# 321whp and 276 ft lbs of torque



## Jackson Diamond (Apr 30, 2002)

Dyno results 
Well i finally dynoed my car. THis was the inital dyno before we put the O2 induction manifold on. 

The setup-
Fmax kit
Stage 5 t3/t4 60 trim compressor and .82 exhaust housing
50lb injectors 
JWT turbo 4bar program
JWT S4 cams
MSD digital 6 ignition

We dynoed at 17lbs on 110 octane gas all four runs
(15 degrees timing)
1. 305.9hp and 266.4 torque
2. 312.9hp and 265.9 torque
(bumped to 17 degrees tinimg now)
3.320.7hp and 273 torque
4.321.3 hp and 275.9 torque

These numbers were put down on a VERY hot motor the temp gauge read 230 degrees right after the final run. THe intake temps were 80 degrees, and it was humid. SO when i go back we will make a couple more 17 lb runs then, go balls out.


----------



## Slow 96R (Jul 18, 2002)

Jackson Diamond said:


> *Dyno results
> Well i finally dynoed my car. THis was the inital dyno before we put the O2 induction manifold on.
> 
> The setup-
> ...


Whew Great job on those #. Your car is going to rock at the track! Keep up the good work buddy


----------



## shane (Jul 10, 2002)

Duuuuude, I just blew my load! 321.3 hp and 275.9 torque!!! That is freakin' nuts. I'd like to see some pics of this beast if you've got 'em.


----------



## Victorious (Jun 13, 2002)

Great numbers. What psi were you running to get those numbers?


----------



## Boosterwitch (Apr 15, 2002)

Jackson Diamond said:


> *
> We dynoed at 17lbs on 110 octane gas all four runs
> (15 degrees timing)
> 1. 305.9hp and 266.4 torque
> ...


Hmmm...these seem a little on the low side for 17psi with such a large turbo.

Next time you dyno turn up the timing to 20 degrees with good race gas (I always use VP C16 which is 117 octane). C16 is leaded so you should have a test pipe and expect to have your O2 sensor to be working strange.

Good Luck!


----------



## Victorious (Jun 13, 2002)

I feel really stupid now. It was late at night when I read the post. That's my story and I'm sticking with it.


----------



## Jackson Diamond (Apr 30, 2002)

Thats what i plan on doing after the o2induction manifold is installed. THese were base runs for the test comparison between stock intake manifold and the aftermarket o2induction intake manifold. These runs were not to go balls out and get as much as i can.


----------



## Boosterwitch (Apr 15, 2002)

My car made 323whp at 14psi and I have a smaller compressor (46 trim/.50 A/R)

At 10 it made 271whp. I also have JWT S2 cams. And this was at 20 degrees timing.

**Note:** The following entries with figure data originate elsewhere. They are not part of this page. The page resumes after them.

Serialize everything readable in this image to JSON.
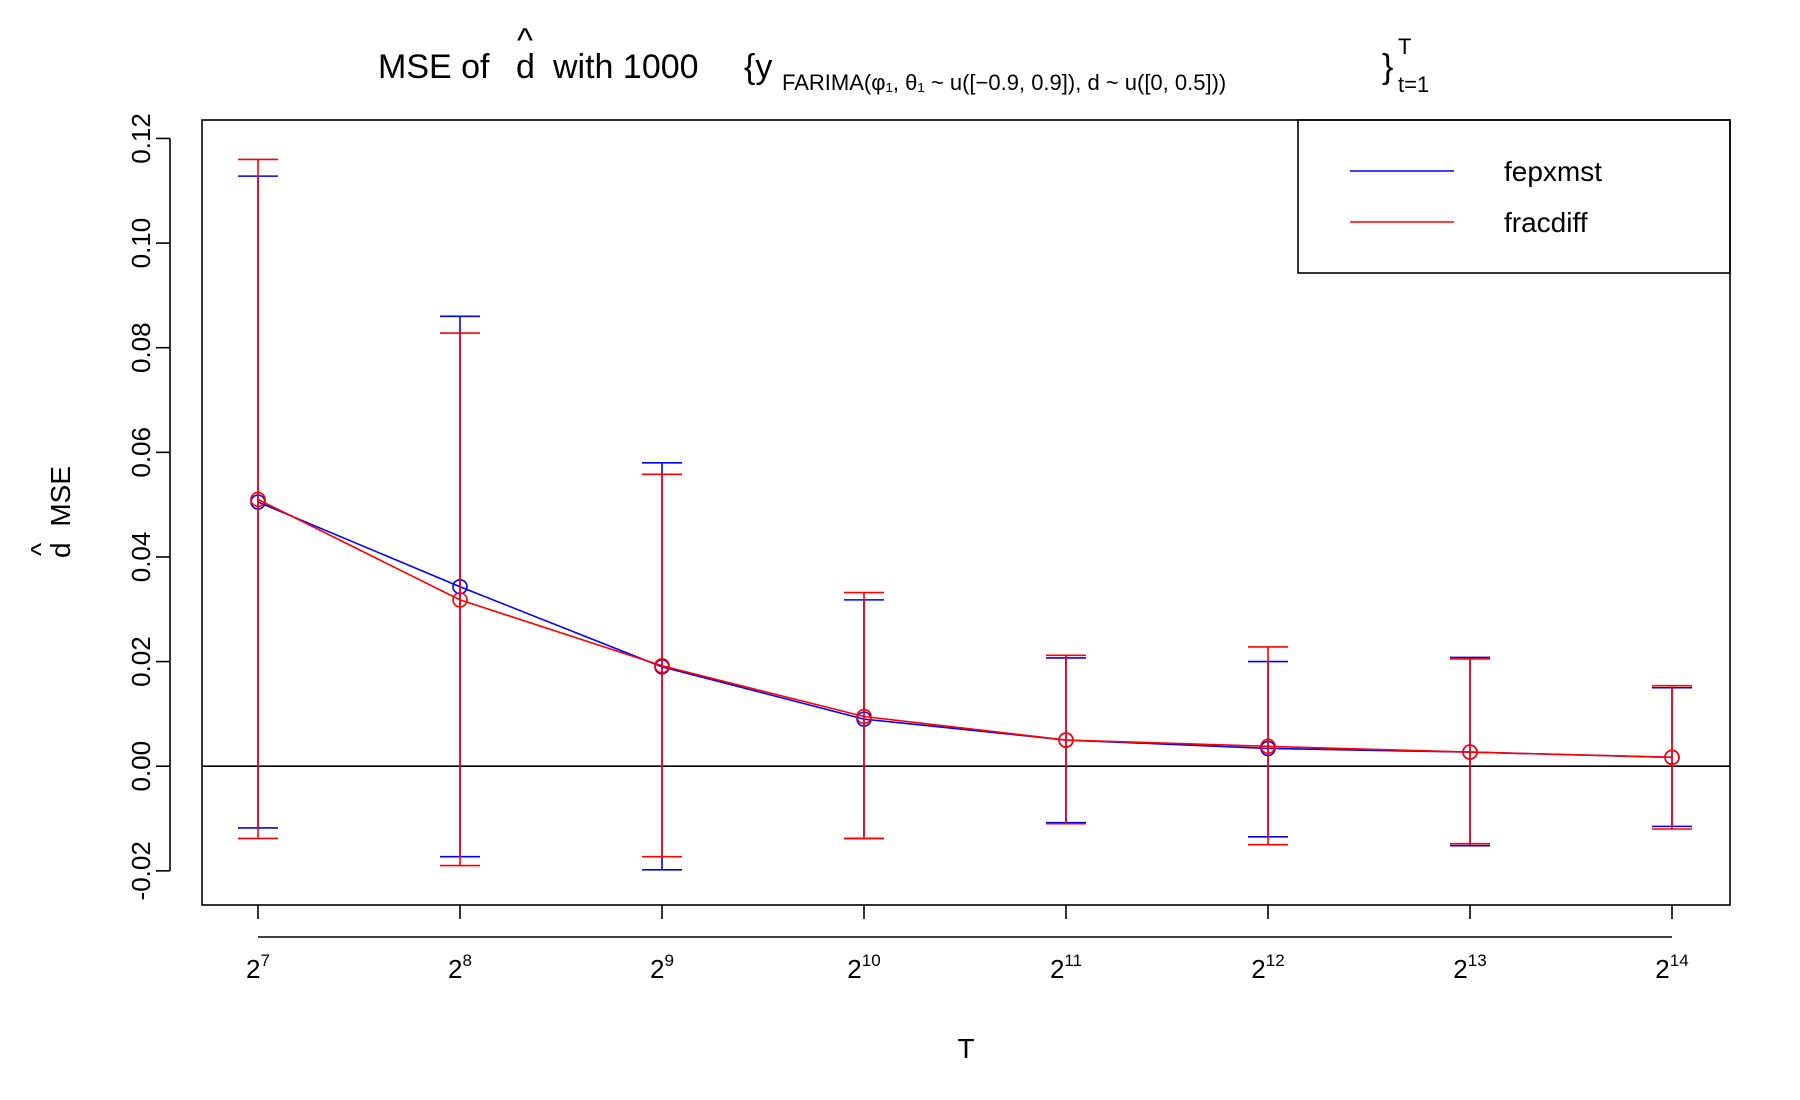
{
  "chart_data": {
    "type": "line",
    "title": {
      "main": "MSE of",
      "hat_symbol": "d",
      "mid": "with 1000",
      "brace_open": "{y",
      "sub_label": "FARIMA(φ₁, θ₁ ~ u([−0.9, 0.9]),  d ~ u([0, 0.5]))",
      "brace_close": "}",
      "sup": "T",
      "sub": "t=1"
    },
    "xlabel": "T",
    "ylabel": {
      "hat_symbol": "d",
      "text": "MSE"
    },
    "x_base": "2",
    "x_exponents": [
      "7",
      "8",
      "9",
      "10",
      "11",
      "12",
      "13",
      "14"
    ],
    "ylim": [
      -0.025,
      0.122
    ],
    "yticks": [
      -0.02,
      0.0,
      0.02,
      0.04,
      0.06,
      0.08,
      0.1,
      0.12
    ],
    "ytick_labels": [
      "-0.02",
      "0.00",
      "0.02",
      "0.04",
      "0.06",
      "0.08",
      "0.10",
      "0.12"
    ],
    "zero_line": true,
    "grid": false,
    "legend_position": "top-right",
    "series": [
      {
        "name": "fepxmst",
        "color": "#0000ff",
        "values": [
          0.0505,
          0.0343,
          0.019,
          0.009,
          0.005,
          0.0034,
          0.0027,
          0.0017
        ],
        "upper": [
          0.1128,
          0.086,
          0.058,
          0.0318,
          0.0207,
          0.02,
          0.0208,
          0.015
        ],
        "lower": [
          -0.0118,
          -0.0173,
          -0.0198,
          -0.0138,
          -0.0108,
          -0.0135,
          -0.0152,
          -0.0115
        ]
      },
      {
        "name": "fracdiff",
        "color": "#ff0000",
        "values": [
          0.051,
          0.0318,
          0.0192,
          0.0095,
          0.005,
          0.0038,
          0.0027,
          0.0017
        ],
        "upper": [
          0.116,
          0.0828,
          0.0558,
          0.0332,
          0.0212,
          0.0228,
          0.0205,
          0.0154
        ],
        "lower": [
          -0.0138,
          -0.019,
          -0.0173,
          -0.0138,
          -0.011,
          -0.015,
          -0.0148,
          -0.012
        ]
      }
    ]
  }
}
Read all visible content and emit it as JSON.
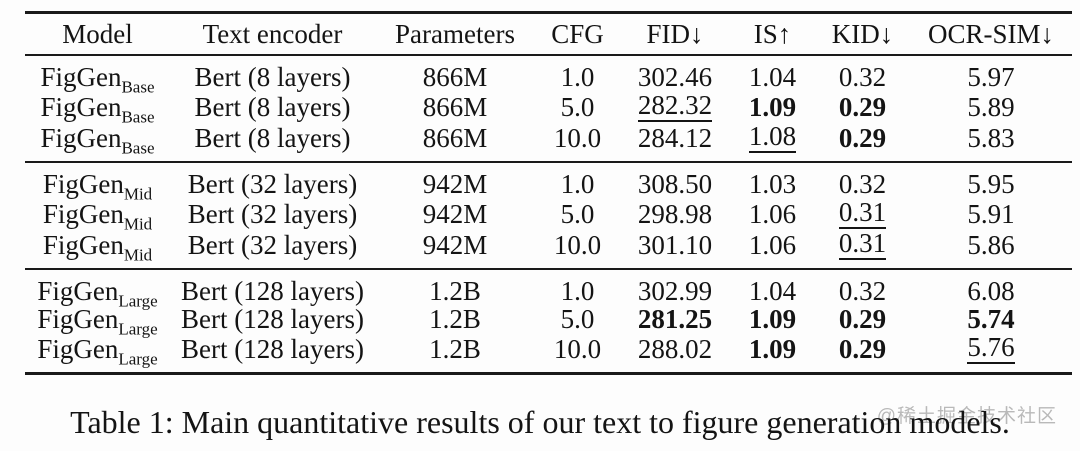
{
  "page": {
    "background": "#fdfdfd",
    "text_color": "#141414",
    "rule_color": "#1a1a1a"
  },
  "table": {
    "columns": [
      {
        "key": "model",
        "label": "Model"
      },
      {
        "key": "encoder",
        "label": "Text encoder"
      },
      {
        "key": "params",
        "label": "Parameters"
      },
      {
        "key": "cfg",
        "label": "CFG"
      },
      {
        "key": "fid",
        "label": "FID↓"
      },
      {
        "key": "is",
        "label": "IS↑"
      },
      {
        "key": "kid",
        "label": "KID↓"
      },
      {
        "key": "ocr",
        "label": "OCR-SIM↓"
      }
    ],
    "groups": [
      {
        "name": "base",
        "rows": [
          {
            "model": {
              "name": "FigGen",
              "sub": "Base"
            },
            "encoder": "Bert (8 layers)",
            "params": "866M",
            "cfg": "1.0",
            "fid": {
              "v": "302.46",
              "s": ""
            },
            "is": {
              "v": "1.04",
              "s": ""
            },
            "kid": {
              "v": "0.32",
              "s": ""
            },
            "ocr": {
              "v": "5.97",
              "s": ""
            }
          },
          {
            "model": {
              "name": "FigGen",
              "sub": "Base"
            },
            "encoder": "Bert (8 layers)",
            "params": "866M",
            "cfg": "5.0",
            "fid": {
              "v": "282.32",
              "s": "u"
            },
            "is": {
              "v": "1.09",
              "s": "b"
            },
            "kid": {
              "v": "0.29",
              "s": "b"
            },
            "ocr": {
              "v": "5.89",
              "s": ""
            }
          },
          {
            "model": {
              "name": "FigGen",
              "sub": "Base"
            },
            "encoder": "Bert (8 layers)",
            "params": "866M",
            "cfg": "10.0",
            "fid": {
              "v": "284.12",
              "s": ""
            },
            "is": {
              "v": "1.08",
              "s": "u"
            },
            "kid": {
              "v": "0.29",
              "s": "b"
            },
            "ocr": {
              "v": "5.83",
              "s": ""
            }
          }
        ]
      },
      {
        "name": "mid",
        "rows": [
          {
            "model": {
              "name": "FigGen",
              "sub": "Mid"
            },
            "encoder": "Bert (32 layers)",
            "params": "942M",
            "cfg": "1.0",
            "fid": {
              "v": "308.50",
              "s": ""
            },
            "is": {
              "v": "1.03",
              "s": ""
            },
            "kid": {
              "v": "0.32",
              "s": ""
            },
            "ocr": {
              "v": "5.95",
              "s": ""
            }
          },
          {
            "model": {
              "name": "FigGen",
              "sub": "Mid"
            },
            "encoder": "Bert (32 layers)",
            "params": "942M",
            "cfg": "5.0",
            "fid": {
              "v": "298.98",
              "s": ""
            },
            "is": {
              "v": "1.06",
              "s": ""
            },
            "kid": {
              "v": "0.31",
              "s": "u"
            },
            "ocr": {
              "v": "5.91",
              "s": ""
            }
          },
          {
            "model": {
              "name": "FigGen",
              "sub": "Mid"
            },
            "encoder": "Bert (32 layers)",
            "params": "942M",
            "cfg": "10.0",
            "fid": {
              "v": "301.10",
              "s": ""
            },
            "is": {
              "v": "1.06",
              "s": ""
            },
            "kid": {
              "v": "0.31",
              "s": "u"
            },
            "ocr": {
              "v": "5.86",
              "s": ""
            }
          }
        ]
      },
      {
        "name": "large",
        "rows": [
          {
            "model": {
              "name": "FigGen",
              "sub": "Large"
            },
            "encoder": "Bert (128 layers)",
            "params": "1.2B",
            "cfg": "1.0",
            "fid": {
              "v": "302.99",
              "s": ""
            },
            "is": {
              "v": "1.04",
              "s": ""
            },
            "kid": {
              "v": "0.32",
              "s": ""
            },
            "ocr": {
              "v": "6.08",
              "s": ""
            }
          },
          {
            "model": {
              "name": "FigGen",
              "sub": "Large"
            },
            "encoder": "Bert (128 layers)",
            "params": "1.2B",
            "cfg": "5.0",
            "fid": {
              "v": "281.25",
              "s": "b"
            },
            "is": {
              "v": "1.09",
              "s": "b"
            },
            "kid": {
              "v": "0.29",
              "s": "b"
            },
            "ocr": {
              "v": "5.74",
              "s": "b"
            }
          },
          {
            "model": {
              "name": "FigGen",
              "sub": "Large"
            },
            "encoder": "Bert (128 layers)",
            "params": "1.2B",
            "cfg": "10.0",
            "fid": {
              "v": "288.02",
              "s": ""
            },
            "is": {
              "v": "1.09",
              "s": "b"
            },
            "kid": {
              "v": "0.29",
              "s": "b"
            },
            "ocr": {
              "v": "5.76",
              "s": "u"
            }
          }
        ]
      }
    ]
  },
  "caption": {
    "text": "Table 1: Main quantitative results of our text to figure generation models."
  },
  "watermark": {
    "text": "@稀土掘金技术社区",
    "color": "#b9b9b9"
  }
}
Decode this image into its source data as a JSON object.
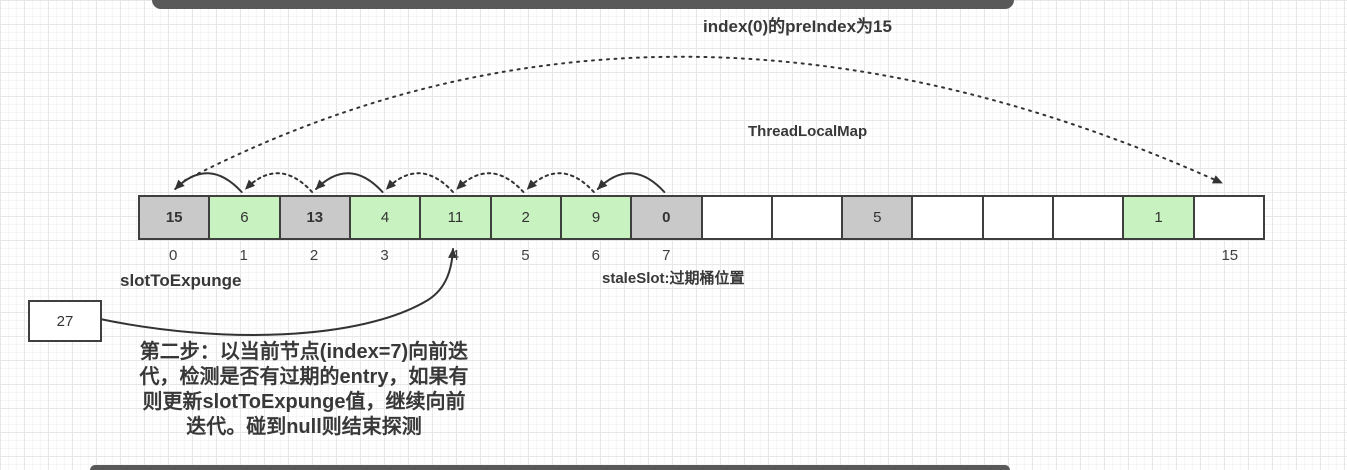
{
  "title": "index(0)的preIndex为15",
  "map_label": "ThreadLocalMap",
  "labels": {
    "slot_to_expunge": "slotToExpunge",
    "stale_slot": "staleSlot:过期桶位置"
  },
  "pointer_box": {
    "value": "27"
  },
  "annotation": {
    "lines": [
      "第二步：以当前节点(index=7)向前迭",
      "代，检测是否有过期的entry，如果有",
      "则更新slotToExpunge值，继续向前",
      "迭代。碰到null则结束探测"
    ]
  },
  "colors": {
    "stale_cell": "#c9c9c9",
    "valid_cell": "#c9f2c1",
    "empty_cell": "#ffffff",
    "border": "#3f3f3f",
    "bar": "#595959",
    "arrow": "#333333"
  },
  "array": {
    "cells": [
      {
        "index": "0",
        "value": "15",
        "type": "stale",
        "bold": true
      },
      {
        "index": "1",
        "value": "6",
        "type": "valid",
        "bold": false
      },
      {
        "index": "2",
        "value": "13",
        "type": "stale",
        "bold": true
      },
      {
        "index": "3",
        "value": "4",
        "type": "valid",
        "bold": false
      },
      {
        "index": "4",
        "value": "11",
        "type": "valid",
        "bold": false
      },
      {
        "index": "5",
        "value": "2",
        "type": "valid",
        "bold": false
      },
      {
        "index": "6",
        "value": "9",
        "type": "valid",
        "bold": false
      },
      {
        "index": "7",
        "value": "0",
        "type": "stale",
        "bold": true
      },
      {
        "index": "",
        "value": "",
        "type": "empty",
        "bold": false
      },
      {
        "index": "",
        "value": "",
        "type": "empty",
        "bold": false
      },
      {
        "index": "",
        "value": "5",
        "type": "stale",
        "bold": false
      },
      {
        "index": "",
        "value": "",
        "type": "empty",
        "bold": false
      },
      {
        "index": "",
        "value": "",
        "type": "empty",
        "bold": false
      },
      {
        "index": "",
        "value": "",
        "type": "empty",
        "bold": false
      },
      {
        "index": "",
        "value": "1",
        "type": "valid",
        "bold": false
      },
      {
        "index": "15",
        "value": "",
        "type": "empty",
        "bold": false
      }
    ]
  },
  "arrows": {
    "back_arcs": [
      {
        "from": 1,
        "to": 0,
        "style": "solid"
      },
      {
        "from": 2,
        "to": 1,
        "style": "dotted"
      },
      {
        "from": 3,
        "to": 2,
        "style": "solid"
      },
      {
        "from": 4,
        "to": 3,
        "style": "dotted"
      },
      {
        "from": 5,
        "to": 4,
        "style": "dotted"
      },
      {
        "from": 6,
        "to": 5,
        "style": "dotted"
      },
      {
        "from": 7,
        "to": 6,
        "style": "solid"
      }
    ],
    "pre_index_arc": {
      "from": 0,
      "to": 15,
      "style": "dotted"
    },
    "pointer_arrow": {
      "from": "pointer_box",
      "to": 4,
      "style": "solid"
    }
  }
}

http://www.se-r.net/car_info/project_cars/searl_tate/index.html#392

Good luck.


----------



## Guest (Oct 4, 2002)

*Re: Re: 321whp and 276 ft lbs of torque*



Boosterwitch said:


> *Hmmm...these seem a little on the low side for 17psi with such a large turbo.
> 
> Next time you dyno turn up the timing to 20 degrees with good race gas (I always use VP C16 which is 117 octane). C16 is leaded so you should have a test pipe and expect to have your O2 sensor to be working strange.
> 
> Good Luck! *


I agree with Ryan. I made 336whp at 16psi with the Stage-III 76 trim wheel in a .82 A/R and 50trim To4E Compressor. 

Timing makes a BIG difference on boosted SR's.


----------